Photo by Nancy A. Ruhling
Andreas also mentors young soccer players.

In his spare time, Andreas is training and mentoring four soccer-playing kids and recently signed a deal with FC Westchester to mentor and provide technical proficiency expertise to its gifted young players.

Citing his own negative experience as a pro, Andreas says that he wants to “pass on my knowledge and skills.”

Photo by Nancy A. Ruhling
Andreas’ second child is due in the spring.

He and his wife (yes, she stuck with him while he was trying to keep all those balls up in the air), Stephanie, have an 18-month-old daughter who is already kicking soccer balls around the apartment.

Their second child is due in the spring.

Photo by Nancy A. Ruhling
Yes, he still wishes he were a soccer pro.

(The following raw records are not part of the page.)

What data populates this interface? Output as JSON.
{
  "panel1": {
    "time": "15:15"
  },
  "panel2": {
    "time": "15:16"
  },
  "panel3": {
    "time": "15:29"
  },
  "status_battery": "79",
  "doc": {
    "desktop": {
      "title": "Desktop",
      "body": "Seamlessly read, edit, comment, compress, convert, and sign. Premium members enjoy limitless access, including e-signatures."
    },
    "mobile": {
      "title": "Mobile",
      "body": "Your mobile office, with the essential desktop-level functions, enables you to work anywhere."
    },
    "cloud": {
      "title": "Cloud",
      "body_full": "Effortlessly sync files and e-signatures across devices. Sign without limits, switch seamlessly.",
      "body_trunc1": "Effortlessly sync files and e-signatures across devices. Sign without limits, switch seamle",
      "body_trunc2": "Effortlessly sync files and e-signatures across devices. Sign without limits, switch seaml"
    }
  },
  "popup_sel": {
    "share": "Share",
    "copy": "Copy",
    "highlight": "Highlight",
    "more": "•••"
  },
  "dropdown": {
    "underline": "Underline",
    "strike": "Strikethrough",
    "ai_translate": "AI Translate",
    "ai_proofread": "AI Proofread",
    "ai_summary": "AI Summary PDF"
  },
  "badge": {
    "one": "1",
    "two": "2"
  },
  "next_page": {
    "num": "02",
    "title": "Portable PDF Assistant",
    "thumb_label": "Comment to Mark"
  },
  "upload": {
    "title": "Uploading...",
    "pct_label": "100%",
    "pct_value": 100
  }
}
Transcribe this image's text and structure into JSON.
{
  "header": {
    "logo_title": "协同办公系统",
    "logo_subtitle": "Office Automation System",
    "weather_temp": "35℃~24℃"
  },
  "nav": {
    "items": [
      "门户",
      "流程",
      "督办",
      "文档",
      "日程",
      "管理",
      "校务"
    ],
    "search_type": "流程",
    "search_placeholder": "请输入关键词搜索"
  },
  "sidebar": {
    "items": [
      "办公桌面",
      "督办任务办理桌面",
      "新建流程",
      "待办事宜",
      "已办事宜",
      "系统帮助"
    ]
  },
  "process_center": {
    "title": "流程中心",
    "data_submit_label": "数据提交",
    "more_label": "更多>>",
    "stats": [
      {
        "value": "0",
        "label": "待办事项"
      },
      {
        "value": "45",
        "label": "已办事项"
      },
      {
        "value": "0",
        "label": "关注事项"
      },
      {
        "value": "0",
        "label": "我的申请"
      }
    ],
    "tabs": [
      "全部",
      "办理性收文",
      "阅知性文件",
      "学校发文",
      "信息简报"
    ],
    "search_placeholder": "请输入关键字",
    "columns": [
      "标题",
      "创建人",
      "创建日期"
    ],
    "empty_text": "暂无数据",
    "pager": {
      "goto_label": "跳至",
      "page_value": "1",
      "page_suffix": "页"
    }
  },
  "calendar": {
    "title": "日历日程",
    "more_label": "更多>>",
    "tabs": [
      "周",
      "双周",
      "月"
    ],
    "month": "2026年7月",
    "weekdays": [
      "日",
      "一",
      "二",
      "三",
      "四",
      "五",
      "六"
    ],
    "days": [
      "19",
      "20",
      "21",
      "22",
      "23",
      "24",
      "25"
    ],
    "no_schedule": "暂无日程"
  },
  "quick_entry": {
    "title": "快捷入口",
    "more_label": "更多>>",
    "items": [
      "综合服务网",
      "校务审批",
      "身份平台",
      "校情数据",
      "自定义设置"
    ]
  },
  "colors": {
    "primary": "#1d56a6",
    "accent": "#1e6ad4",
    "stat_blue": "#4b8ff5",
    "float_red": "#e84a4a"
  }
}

Andreas still wishes he had pursued a professional soccer career, but he’s channeled his competitiveness into the clothing stores, where he has enacted a number of changes that have made them more efficient and profitable.

“I regret not being a professional soccer player every day,” he says as packs up his gear and gets in his car to drive to the stores to work his shift. “I think about what I could have done differently. I had everything required to be a success, but I didn’t fulfill my potential.”